Pauca Verba is Latin for A Few Words.

Friday, April 14, 2017

Sunny Day 1876



Someone lives in this house; there are chickens in the yard. Imagining relief from the complexities of our own lives, we sometimes romanticize scenes like this. But this house wouldn't have been insulated, you could die from the flu, the food was rough, you wouldn't know how to read or write, the infant mortality rate was high.

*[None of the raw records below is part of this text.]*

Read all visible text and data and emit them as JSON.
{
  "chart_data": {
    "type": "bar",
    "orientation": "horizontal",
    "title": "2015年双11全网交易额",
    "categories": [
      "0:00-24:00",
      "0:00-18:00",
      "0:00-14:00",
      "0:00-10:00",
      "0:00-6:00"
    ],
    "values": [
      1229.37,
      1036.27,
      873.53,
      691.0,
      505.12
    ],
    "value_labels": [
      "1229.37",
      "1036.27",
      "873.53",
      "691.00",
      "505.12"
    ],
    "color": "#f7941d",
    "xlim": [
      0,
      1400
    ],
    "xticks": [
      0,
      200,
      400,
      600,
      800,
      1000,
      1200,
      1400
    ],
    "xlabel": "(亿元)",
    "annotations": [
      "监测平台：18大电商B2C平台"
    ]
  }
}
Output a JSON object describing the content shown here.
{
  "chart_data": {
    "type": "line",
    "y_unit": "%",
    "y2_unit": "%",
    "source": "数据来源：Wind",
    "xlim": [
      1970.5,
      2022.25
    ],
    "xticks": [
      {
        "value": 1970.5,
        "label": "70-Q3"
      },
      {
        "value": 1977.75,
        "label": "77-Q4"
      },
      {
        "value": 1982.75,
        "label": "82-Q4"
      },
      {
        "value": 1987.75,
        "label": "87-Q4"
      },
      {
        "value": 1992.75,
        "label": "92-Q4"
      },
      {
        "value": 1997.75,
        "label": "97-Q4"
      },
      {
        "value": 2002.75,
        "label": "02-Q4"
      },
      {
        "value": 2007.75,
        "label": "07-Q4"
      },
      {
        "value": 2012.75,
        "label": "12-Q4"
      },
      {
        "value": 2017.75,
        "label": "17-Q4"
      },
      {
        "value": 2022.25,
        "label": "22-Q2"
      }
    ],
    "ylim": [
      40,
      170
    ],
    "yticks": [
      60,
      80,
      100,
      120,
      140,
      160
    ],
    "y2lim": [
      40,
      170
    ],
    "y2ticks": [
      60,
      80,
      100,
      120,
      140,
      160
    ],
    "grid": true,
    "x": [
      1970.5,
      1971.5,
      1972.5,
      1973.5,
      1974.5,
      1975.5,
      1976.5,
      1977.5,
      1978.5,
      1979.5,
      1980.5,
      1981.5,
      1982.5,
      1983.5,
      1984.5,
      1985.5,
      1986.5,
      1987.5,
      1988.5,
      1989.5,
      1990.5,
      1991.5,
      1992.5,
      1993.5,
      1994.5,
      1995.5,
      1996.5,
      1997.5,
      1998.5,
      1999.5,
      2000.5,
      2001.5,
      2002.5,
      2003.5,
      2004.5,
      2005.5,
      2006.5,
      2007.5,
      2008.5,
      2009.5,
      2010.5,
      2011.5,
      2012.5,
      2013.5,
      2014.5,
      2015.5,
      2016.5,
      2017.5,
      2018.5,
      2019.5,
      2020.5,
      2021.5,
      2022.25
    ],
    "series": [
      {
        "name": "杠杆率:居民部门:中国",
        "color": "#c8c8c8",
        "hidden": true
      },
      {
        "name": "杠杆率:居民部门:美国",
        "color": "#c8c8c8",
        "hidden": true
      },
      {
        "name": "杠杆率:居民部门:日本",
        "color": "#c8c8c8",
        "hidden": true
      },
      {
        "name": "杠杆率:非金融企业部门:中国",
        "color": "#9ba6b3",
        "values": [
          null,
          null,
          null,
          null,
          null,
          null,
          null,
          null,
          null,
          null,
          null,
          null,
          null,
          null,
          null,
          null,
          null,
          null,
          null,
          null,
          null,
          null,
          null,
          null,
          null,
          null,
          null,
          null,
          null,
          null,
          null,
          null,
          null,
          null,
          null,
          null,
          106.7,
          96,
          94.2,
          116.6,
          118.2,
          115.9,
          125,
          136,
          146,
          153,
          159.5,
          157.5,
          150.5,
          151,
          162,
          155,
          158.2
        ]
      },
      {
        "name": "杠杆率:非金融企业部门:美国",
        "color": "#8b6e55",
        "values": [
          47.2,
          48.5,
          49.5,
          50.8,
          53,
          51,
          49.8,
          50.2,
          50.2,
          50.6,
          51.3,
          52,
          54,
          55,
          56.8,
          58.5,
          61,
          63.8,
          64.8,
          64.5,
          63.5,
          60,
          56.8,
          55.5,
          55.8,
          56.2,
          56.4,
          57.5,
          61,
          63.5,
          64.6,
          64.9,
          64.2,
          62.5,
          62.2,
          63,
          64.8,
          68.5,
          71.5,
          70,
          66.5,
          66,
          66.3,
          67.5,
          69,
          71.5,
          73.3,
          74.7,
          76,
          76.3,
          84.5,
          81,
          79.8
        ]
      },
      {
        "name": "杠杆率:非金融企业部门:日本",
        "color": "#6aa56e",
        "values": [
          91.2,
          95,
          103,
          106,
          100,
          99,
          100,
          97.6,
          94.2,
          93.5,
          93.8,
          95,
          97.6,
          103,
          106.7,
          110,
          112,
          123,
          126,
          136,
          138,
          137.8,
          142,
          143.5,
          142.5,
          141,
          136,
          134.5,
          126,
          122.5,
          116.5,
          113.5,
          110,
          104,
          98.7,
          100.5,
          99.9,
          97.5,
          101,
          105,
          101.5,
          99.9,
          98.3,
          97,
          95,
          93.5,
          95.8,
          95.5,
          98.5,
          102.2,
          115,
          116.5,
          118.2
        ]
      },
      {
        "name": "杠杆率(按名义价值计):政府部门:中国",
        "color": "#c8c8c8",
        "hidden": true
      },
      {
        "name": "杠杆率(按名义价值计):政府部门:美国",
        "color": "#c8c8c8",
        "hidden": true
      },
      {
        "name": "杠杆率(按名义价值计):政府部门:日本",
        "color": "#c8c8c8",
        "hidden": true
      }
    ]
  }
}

Still, Levitan is right, it is a Sunny Day, and that would have mattered a great deal to the strugglers who live here. Struggle is proper to each person, in every place and every time. We hear of people who have the world at their feet who suffer terrible inner pain. We could all do with a sunny day at one time or another. Indeed, doesn't the world need a sunny day? Now we can pray.


In the darkness of lies,
the shadows cast by power,
people hiding in fear,
O God,
we need a sunny day.

In the death-decisions,
the weaponization of hearts,
in the false reports
concealing what really happened,
O God, 
we need a sunny day.

Where desperate people aren't helped,
in the obstruction and delay,
where religion is perverted,
O God,
we need a sunny day.

In the deflecting and defending,
in the threats and extinctions,
in the ramping up and swagger
the big talk and the vanity,
O God,
we need a sunny day. 

In the heaping up of secrets
the resource-rape and greed,
the national pain-killer addiction,
the neglect of children,
O God,
we need a sunny day. 


So instead of just lamenting the news of the day, we can turn it into prayer. We need to read the psalms more than we do. The folks who put the Mass-lectionary together excised all the psalm laments (infidelity, lies, being away from Jerusalem, sickness) leaving us with only the cheery bits. That's unrealistic. Every time the psalmist sounds depressed for all the oppression and suffering the world can dish up, the last verse or two ends with a bright and confident turning to God who secures us in love. It's a good model for our own prayer.

We might add our own verse or two, reflective of what you know or experience personally. But let us  end brightly: O God, we need a sunny day.